Nach den Sommerferien können die Schüler der Konrad-Adenauer-Hauptschule Wipperfürth erstmals ihre neuen Fachräume für Physik und Chemie betreten. Am Montag fand die offizielle Schlüsselübergabe von Bürgermeisterin Anne Loth an Schulleiter Wolfgang Beilfuß statt, nachdem der Innenausbau in den vergangenen Wochen durchgeführt wurde.

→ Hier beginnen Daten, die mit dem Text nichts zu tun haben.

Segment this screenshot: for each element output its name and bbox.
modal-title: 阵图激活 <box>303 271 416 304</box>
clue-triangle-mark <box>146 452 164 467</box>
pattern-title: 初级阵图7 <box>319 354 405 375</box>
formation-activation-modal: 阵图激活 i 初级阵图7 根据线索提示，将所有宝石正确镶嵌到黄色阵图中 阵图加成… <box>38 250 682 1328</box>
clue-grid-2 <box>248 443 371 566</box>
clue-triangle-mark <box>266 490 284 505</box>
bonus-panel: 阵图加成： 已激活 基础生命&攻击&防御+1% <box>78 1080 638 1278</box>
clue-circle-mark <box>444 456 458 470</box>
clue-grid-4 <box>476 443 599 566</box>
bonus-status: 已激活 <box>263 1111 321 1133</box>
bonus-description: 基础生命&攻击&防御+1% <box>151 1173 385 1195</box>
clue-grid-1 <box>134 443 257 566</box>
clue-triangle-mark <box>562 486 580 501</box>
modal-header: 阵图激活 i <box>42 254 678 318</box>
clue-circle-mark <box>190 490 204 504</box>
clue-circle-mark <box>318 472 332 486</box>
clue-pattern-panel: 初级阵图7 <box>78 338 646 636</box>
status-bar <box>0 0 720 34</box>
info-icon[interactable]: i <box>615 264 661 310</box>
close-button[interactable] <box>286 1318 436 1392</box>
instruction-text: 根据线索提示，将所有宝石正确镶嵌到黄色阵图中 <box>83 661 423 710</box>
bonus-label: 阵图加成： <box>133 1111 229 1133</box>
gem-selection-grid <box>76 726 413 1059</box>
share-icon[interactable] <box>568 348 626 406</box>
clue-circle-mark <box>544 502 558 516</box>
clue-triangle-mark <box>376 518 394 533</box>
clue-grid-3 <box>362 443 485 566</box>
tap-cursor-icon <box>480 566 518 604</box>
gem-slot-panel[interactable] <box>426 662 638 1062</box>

Seit Anfang des Jahres waren 17 Container auf dem Gelände der benachbarten Hermann-Voss-Realschule ausgebaut worden. Der neue Schulcampus Mühlenberg, der bis 2032 errichtet werden soll, nimmt damit erste Formen an.

 

In den Containern sind auf 335 Quadratmetern neben den beiden Fachräumen auch zwei Vorbereitungsräume, ein Raum für die Haustechnik und eine barrierefreie Unisex-Toilette untergebracht. Insgesamt 1,9 Millionen Euro waren für den Ersatzbau ursprünglich veranschlagt. Loth freute sich nicht nur, dass die Stadt den Bau „just in time“ fertig gestellt, sondern dabei auch noch knapp 150.000 Euro eingespart hat.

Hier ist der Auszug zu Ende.